My first own modem was a US Robotics Sportster Winmodem 28.8Kbps. It did have fax capabilities. But the first modem I used I think it was a Accura modem.
The TelePort Gold II came in at a speedy 14.4 Kbps. It came with my Macintosh Performa.
It was the U.S. Robotics 56k PCI Winmodem that Dell was selling with their "Dimension XPS" Pentium II desktops. I later bought a proper 56k PCI modem off of a high school classmate so that I could download Debian packages without having to reboot into Windows first.
Those software-defined modems were actually kind of neat. They could process arbitrary signals—not just data and fax, but also voice—so, with the appropriate software, you could use one as a voicemail or PBX, or call people with it and talk to them using the speakers and microphone connected to your computer.
“Winmodem” is a bit of a misnomer, as there's nothing Windows-specific about the hardware. It's just a sound card, except the signal goes to a phone jack instead of a common 3.5mm audio jack. Using it like a sound card requires only a simple sound device driver.

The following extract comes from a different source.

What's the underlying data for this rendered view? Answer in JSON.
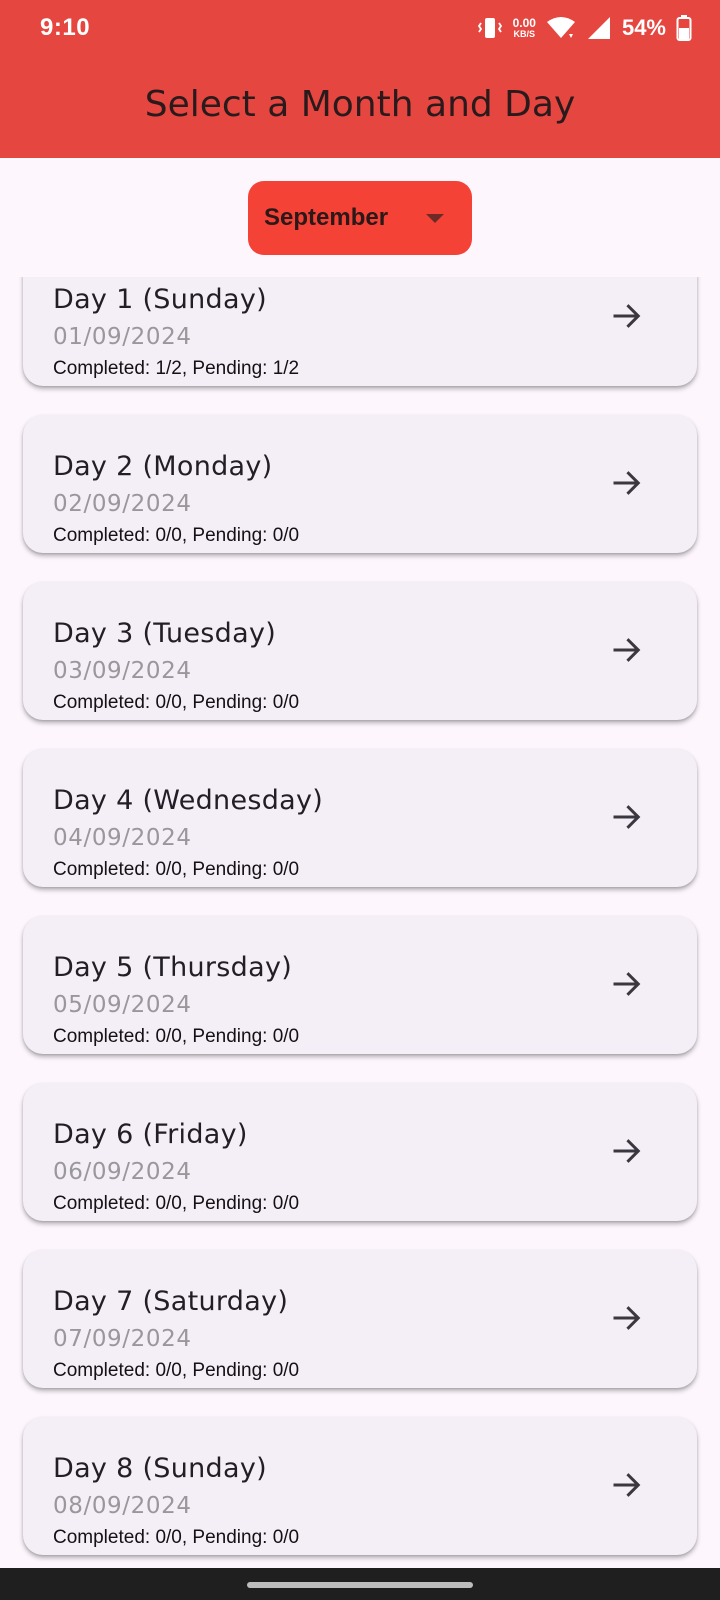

The problem that gave them the “Winmodem” name, rather, was that to use one of these as a modem, you needed not only the sound device driver (which is easy) but also a software implementation of a modem signalling protocol like V.92 (which is hard), and that only existed for Windows. I think someone did eventually write such an implementation for Linux, but not before dial-up modems had already become obsolete.
Nowadays, the entire telephone network that Winmodems connect to is increasingly obsolete, so Winmodems have lost their remaining niche application and are little more than a historical footnote.
1989: Radio Shack Direct-Connect Modem DCM-6 (300 baud, no autodial)
I don't know the model, but it was at&t, and it had its own ip that fucked my ip forwarding for years. So annoying.
I think we upgraded our plan once and it was 7mbs/s for 30 dollars by the time we cancelled. We got with another company for literally 3 times the speed for 15 dollars more a month.
Its speed was 2400 bits per second. No idea what model. Some ISA internal modem. Managed to run up a $60 phone bill for my parents by calling a BBS on the other side of the country. It took a while for my allowance to clear that debt.